Хозяйка большого дома - Демина Карина. Страница 3
Ничего.
Белые стены. Черные прямоугольники окон. Фриз. И крыша двускатная, которая наверняка вновь подтекает. А северное крыло выпустило тонкие хлысты неурочных побегов, и они упрямо держали глянцевую листву, точно надеялись остановить зиму. Облетят. Подмерзнут. И ладно бы только они, но ведь и корни, не прикрытые шубой опада, пострадать способны.
Ийлэ едва вновь не рассмеялась, поняв, о чем она думает… дом? Это больше не ее дом. Он предал, как предали все: что люди, что вещи.
Бывает.
Раньше она не знала, что только так и бывает.
К дому Ийлэ пробиралась крадучись. Пуст был старый двор, а дверь кухонная – заперта, но открыто окно. Окна в кухне прежними оставили, с ними Ийлэ умела управляться. Нащупав щеколду, она легонько надавила на раму, которая поддалась охотно, будто дом, силясь хоть как-то загладить свою вину, решил помочь.
На кухне было тепло. Жарко. Настолько жарко, что Ийлэ растерялась. И еще от сытных запахов, которые окружили ее. Мясо. Молоко. Хлеб. Она целую вечность не ела хлеба и наверное забыла сам вкус его. Надо взять себя в руки.
– Мы быстро, – пообещала Ийлэ отродью. – Потерпи.
Только глаза в темноте блеснули, будто и не глаза, но перламутровые пуговицы…
…на мамином сизалевом платье были такие…
Нельзя думать. Нельзя вспоминать, память делает Ийлэ слабой.
Она положила отродье на стол и огляделась. Странно, что все почти по-прежнему. Печь остывает. Доходит в деревянной кадке тесто, и значит, поутру кухарка испечет хлеб, быть может, точь-в-точь такой, как прежде, с румяной корочкой, густо усыпанной кунжутным семенем. И запах хлеба выберется с кухни на первый этаж, а может, и на второй…
Ийлэ сглотнула вязкую слюну. Хлеб она найдет, а при везении – не только его. Главное, поторопиться.
Дверь в кладовку была заперта на засов, и несмазанные петли заскрипели, резанув по нервам. Ийлэ замерла, прислушиваясь к дому. Ничего. Никого.
Кем бы ни были новые хозяева, они спят. Пускай.
Ийлэ принюхалась к темноте.
И решилась, сделала шаг вниз по узкой лестнице. Второй и третий. На последней ступеньке нога соскользнула, и Ийлэ упала, к счастью на четвереньки. Ладони ободрала, кажется, но это мелочь, главное, она в подвале. И слева полки. Справа, помнится, тоже.

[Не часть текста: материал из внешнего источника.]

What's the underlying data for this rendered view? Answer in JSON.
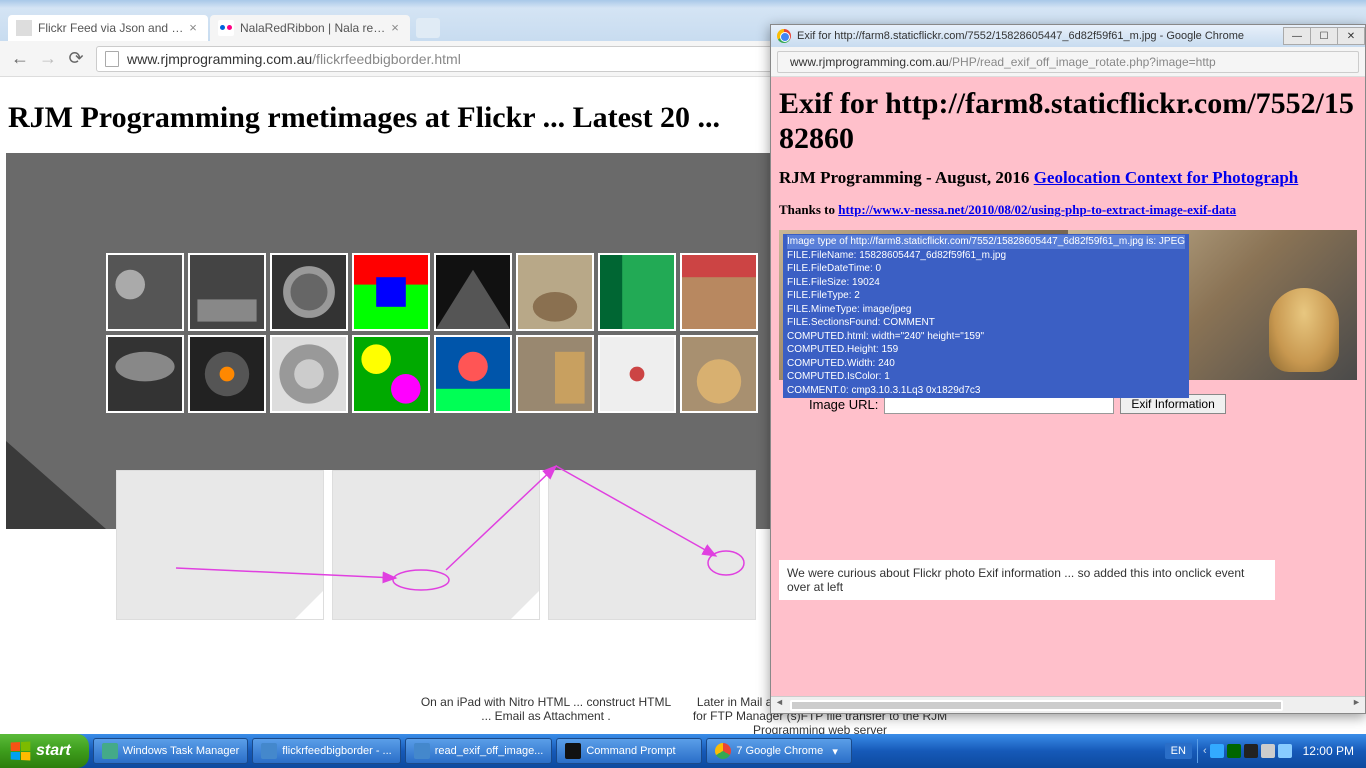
{
  "tabs": [
    {
      "title": "Flickr Feed via Json and jQu"
    },
    {
      "title": "NalaRedRibbon | Nala ready"
    }
  ],
  "url": {
    "domain": "www.rjmprogramming.com.au",
    "path": "/flickrfeedbigborder.html"
  },
  "page": {
    "heading": "RJM Programming rmetimages at Flickr ... Latest 20 ...",
    "caption_left": "On an iPad with Nitro HTML ... construct HTML ... Email as Attachment .",
    "caption_right": "Later in Mail app use Attachment Share option for FTP Manager (s)FTP file transfer to the RJM Programming web server"
  },
  "sw": {
    "title": "Exif for http://farm8.staticflickr.com/7552/15828605447_6d82f59f61_m.jpg - Google Chrome",
    "url_domain": "www.rjmprogramming.com.au",
    "url_path": "/PHP/read_exif_off_image_rotate.php?image=http",
    "heading": "Exif for http://farm8.staticflickr.com/7552/1582860",
    "sub_prefix": "RJM Programming - August, 2016 ",
    "sub_link": "Geolocation Context for Photograph",
    "thanks_prefix": "Thanks to ",
    "thanks_link": "http://www.v-nessa.net/2010/08/02/using-php-to-extract-image-exif-data",
    "exif": [
      "Image type of http://farm8.staticflickr.com/7552/15828605447_6d82f59f61_m.jpg is: JPEG",
      "FILE.FileName: 15828605447_6d82f59f61_m.jpg",
      "FILE.FileDateTime: 0",
      "FILE.FileSize: 19024",
      "FILE.FileType: 2",
      "FILE.MimeType: image/jpeg",
      "FILE.SectionsFound: COMMENT",
      "COMPUTED.html: width=\"240\" height=\"159\"",
      "COMPUTED.Height: 159",
      "COMPUTED.Width: 240",
      "COMPUTED.IsColor: 1",
      "COMMENT.0: cmp3.10.3.1Lq3 0x1829d7c3"
    ],
    "form_label": "Image URL:",
    "form_button": "Exif Information",
    "note": "We were curious about Flickr photo Exif information ... so added this into onclick event over at left"
  },
  "taskbar": {
    "start": "start",
    "items": [
      "Windows Task Manager",
      "flickrfeedbigborder - ...",
      "read_exif_off_image...",
      "Command Prompt",
      "7 Google Chrome"
    ],
    "lang": "EN",
    "clock": "12:00 PM"
  }
}
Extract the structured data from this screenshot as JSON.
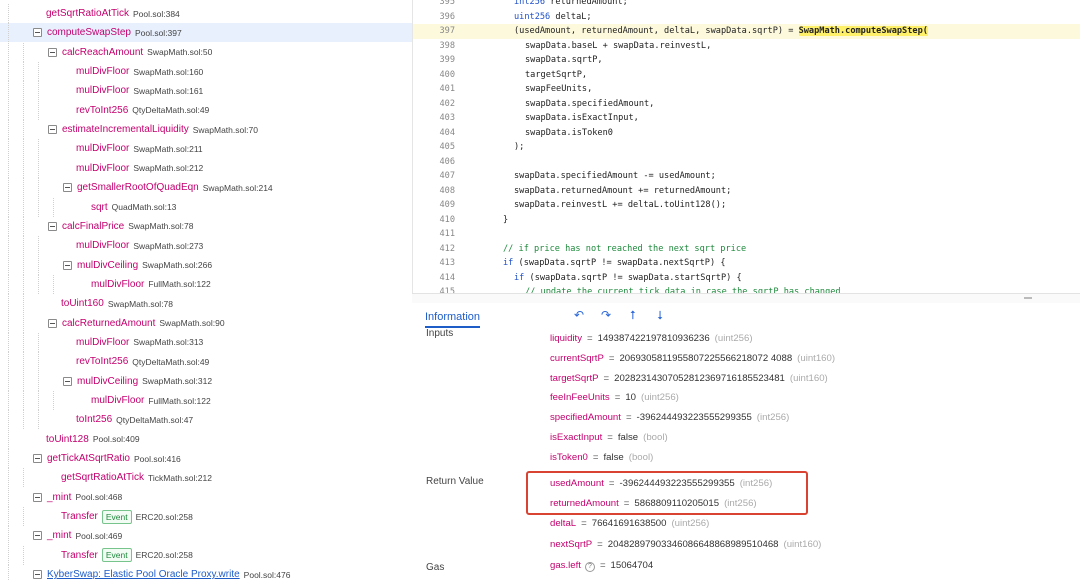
{
  "trace": [
    {
      "fn": "getSqrtRatioAtTick",
      "src": "Pool.sol:384",
      "indent": 1,
      "toggle": false
    },
    {
      "fn": "computeSwapStep",
      "src": "Pool.sol:397",
      "indent": 1,
      "toggle": true,
      "highlight": true
    },
    {
      "fn": "calcReachAmount",
      "src": "SwapMath.sol:50",
      "indent": 2,
      "toggle": true
    },
    {
      "fn": "mulDivFloor",
      "src": "SwapMath.sol:160",
      "indent": 3,
      "toggle": false
    },
    {
      "fn": "mulDivFloor",
      "src": "SwapMath.sol:161",
      "indent": 3,
      "toggle": false
    },
    {
      "fn": "revToInt256",
      "src": "QtyDeltaMath.sol:49",
      "indent": 3,
      "toggle": false
    },
    {
      "fn": "estimateIncrementalLiquidity",
      "src": "SwapMath.sol:70",
      "indent": 2,
      "toggle": true
    },
    {
      "fn": "mulDivFloor",
      "src": "SwapMath.sol:211",
      "indent": 3,
      "toggle": false
    },
    {
      "fn": "mulDivFloor",
      "src": "SwapMath.sol:212",
      "indent": 3,
      "toggle": false
    },
    {
      "fn": "getSmallerRootOfQuadEqn",
      "src": "SwapMath.sol:214",
      "indent": 3,
      "toggle": true
    },
    {
      "fn": "sqrt",
      "src": "QuadMath.sol:13",
      "indent": 4,
      "toggle": false
    },
    {
      "fn": "calcFinalPrice",
      "src": "SwapMath.sol:78",
      "indent": 2,
      "toggle": true
    },
    {
      "fn": "mulDivFloor",
      "src": "SwapMath.sol:273",
      "indent": 3,
      "toggle": false
    },
    {
      "fn": "mulDivCeiling",
      "src": "SwapMath.sol:266",
      "indent": 3,
      "toggle": true
    },
    {
      "fn": "mulDivFloor",
      "src": "FullMath.sol:122",
      "indent": 4,
      "toggle": false
    },
    {
      "fn": "toUint160",
      "src": "SwapMath.sol:78",
      "indent": 2,
      "toggle": false
    },
    {
      "fn": "calcReturnedAmount",
      "src": "SwapMath.sol:90",
      "indent": 2,
      "toggle": true
    },
    {
      "fn": "mulDivFloor",
      "src": "SwapMath.sol:313",
      "indent": 3,
      "toggle": false
    },
    {
      "fn": "revToInt256",
      "src": "QtyDeltaMath.sol:49",
      "indent": 3,
      "toggle": false
    },
    {
      "fn": "mulDivCeiling",
      "src": "SwapMath.sol:312",
      "indent": 3,
      "toggle": true
    },
    {
      "fn": "mulDivFloor",
      "src": "FullMath.sol:122",
      "indent": 4,
      "toggle": false
    },
    {
      "fn": "toInt256",
      "src": "QtyDeltaMath.sol:47",
      "indent": 3,
      "toggle": false
    },
    {
      "fn": "toUint128",
      "src": "Pool.sol:409",
      "indent": 1,
      "toggle": false
    },
    {
      "fn": "getTickAtSqrtRatio",
      "src": "Pool.sol:416",
      "indent": 1,
      "toggle": true
    },
    {
      "fn": "getSqrtRatioAtTick",
      "src": "TickMath.sol:212",
      "indent": 2,
      "toggle": false
    },
    {
      "fn": "_mint",
      "src": "Pool.sol:468",
      "indent": 1,
      "toggle": true
    },
    {
      "fn": "Transfer",
      "badge": "Event",
      "src": "ERC20.sol:258",
      "indent": 2,
      "toggle": false
    },
    {
      "fn": "_mint",
      "src": "Pool.sol:469",
      "indent": 1,
      "toggle": true
    },
    {
      "fn": "Transfer",
      "badge": "Event",
      "src": "ERC20.sol:258",
      "indent": 2,
      "toggle": false
    },
    {
      "fn": "KyberSwap: Elastic Pool Oracle Proxy.write",
      "src": "Pool.sol:476",
      "indent": 1,
      "toggle": true,
      "blue": true
    }
  ],
  "code": [
    {
      "ln": "395",
      "text": "int256 returnedAmount;",
      "indent": 1
    },
    {
      "ln": "396",
      "text": "uint256 deltaL;",
      "indent": 1
    },
    {
      "ln": "397",
      "text": "(usedAmount, returnedAmount, deltaL, swapData.sqrtP) = ",
      "call": "SwapMath.computeSwapStep(",
      "indent": 1,
      "highlight": true
    },
    {
      "ln": "398",
      "text": "swapData.baseL + swapData.reinvestL,",
      "indent": 2
    },
    {
      "ln": "399",
      "text": "swapData.sqrtP,",
      "indent": 2
    },
    {
      "ln": "400",
      "text": "targetSqrtP,",
      "indent": 2
    },
    {
      "ln": "401",
      "text": "swapFeeUnits,",
      "indent": 2
    },
    {
      "ln": "402",
      "text": "swapData.specifiedAmount,",
      "indent": 2
    },
    {
      "ln": "403",
      "text": "swapData.isExactInput,",
      "indent": 2
    },
    {
      "ln": "404",
      "text": "swapData.isToken0",
      "indent": 2
    },
    {
      "ln": "405",
      "text": ");",
      "indent": 1
    },
    {
      "ln": "406",
      "text": "",
      "indent": 0
    },
    {
      "ln": "407",
      "text": "swapData.specifiedAmount -= usedAmount;",
      "indent": 1
    },
    {
      "ln": "408",
      "text": "swapData.returnedAmount += returnedAmount;",
      "indent": 1
    },
    {
      "ln": "409",
      "text": "swapData.reinvestL += deltaL.toUint128();",
      "indent": 1
    },
    {
      "ln": "410",
      "text": "}",
      "indent": 0
    },
    {
      "ln": "411",
      "text": "",
      "indent": 0
    },
    {
      "ln": "412",
      "text": "// if price has not reached the next sqrt price",
      "indent": 0,
      "comment": true
    },
    {
      "ln": "413",
      "text": "if (swapData.sqrtP != swapData.nextSqrtP) {",
      "indent": 0
    },
    {
      "ln": "414",
      "text": "if (swapData.sqrtP != swapData.startSqrtP) {",
      "indent": 1
    },
    {
      "ln": "415",
      "text": "// update the current tick data in case the sqrtP has changed",
      "indent": 2,
      "comment": true
    },
    {
      "ln": "416",
      "text": "swapData.currentTick = TickMath.getTickAtSqrtRatio(swapData.sqrtP);",
      "indent": 2
    }
  ],
  "info": {
    "tab_label": "Information",
    "step_icons": [
      "step-back-icon",
      "step-over-icon",
      "step-out-icon",
      "step-into-icon"
    ],
    "sections": {
      "inputs": "Inputs",
      "return_value": "Return Value",
      "gas": "Gas"
    },
    "inputs": [
      {
        "k": "liquidity",
        "v": "149387422197810936236",
        "t": "(uint256)"
      },
      {
        "k": "currentSqrtP",
        "v": "2069305811955807225566218072 4088",
        "t": "(uint160)"
      },
      {
        "k": "targetSqrtP",
        "v": "20282314307052812369716185523481",
        "t": "(uint160)"
      },
      {
        "k": "feeInFeeUnits",
        "v": "10",
        "t": "(uint256)"
      },
      {
        "k": "specifiedAmount",
        "v": "-396244493223555299355",
        "t": "(int256)"
      },
      {
        "k": "isExactInput",
        "v": "false",
        "t": "(bool)"
      },
      {
        "k": "isToken0",
        "v": "false",
        "t": "(bool)"
      }
    ],
    "returns": [
      {
        "k": "usedAmount",
        "v": "-396244493223555299355",
        "t": "(int256)"
      },
      {
        "k": "returnedAmount",
        "v": "5868809110205015",
        "t": "(int256)"
      },
      {
        "k": "deltaL",
        "v": "76641691638500",
        "t": "(uint256)"
      },
      {
        "k": "nextSqrtP",
        "v": "20482897903346086648868989510468",
        "t": "(uint160)"
      }
    ],
    "gas": {
      "k": "gas.left",
      "v": "15064704"
    }
  }
}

Жаль, свечи нет и приходится на ощупь, осторожно. Кувшины. В первом же молоко попалось, но прокисшее. В следующем – сыворотка… и сметана… Ийлэ проверяла кувшин за кувшином. Попутно стянула пару колец колбасы, которая сохла на крюках. Колбасу она сунула за пазуху, потуже затянув пояс. Остановилась. Хмыкнула – благо в подвале не было никого, крысы и те сбежали – и куртку стянула. Все одно мокрая и толку с нее никакого. А вот если завязать рукава и горловину перетянуть шнурком, то получится мешок. В мешок колбасы больше влезет.
И балык копченый.
И еще что-то длинное, квадратное, но явно съедобное. Сыр.
И снова колбаса, в которую Ийлэ, не выдержав, впилась зубами. Она откусывала куски, глотала не разжевывая, пытаясь хоть как-то заполнить пустоту в желудке. Голод, отступивший было, вернулся, и Ийлэ вдруг поняла, что еще немного и сдохнет прямо тут, в подвале.
То-то новые хозяева обрадуются.
Плевать.
Она заставила себя сунуть колбасу в мешок, а мешок перекинула через плечо. Тяжелый. И это хорошо, потому как ясно, что вновь пополнить запасы еды Ийлэ сможет не скоро.
Если вообще сможет.
А молоко обнаружилось на полках справа. Ийлэ не без труда вытащила тяжеленный кувшин, скользкий, запотевший, но с удобной ручкой. Молоко было свежим и холодным, но лучше такое, чем никакого, глядишь, отродью и понравится…
…или все-таки сдохнет?
Поднималась Ийлэ в превосходном настроении.
А дом снова предал.
Мог бы предупредить скрипом половицы, осторожным прикосновением сквозняка, тенью, что легла бы через порог, но нет, он смолчал.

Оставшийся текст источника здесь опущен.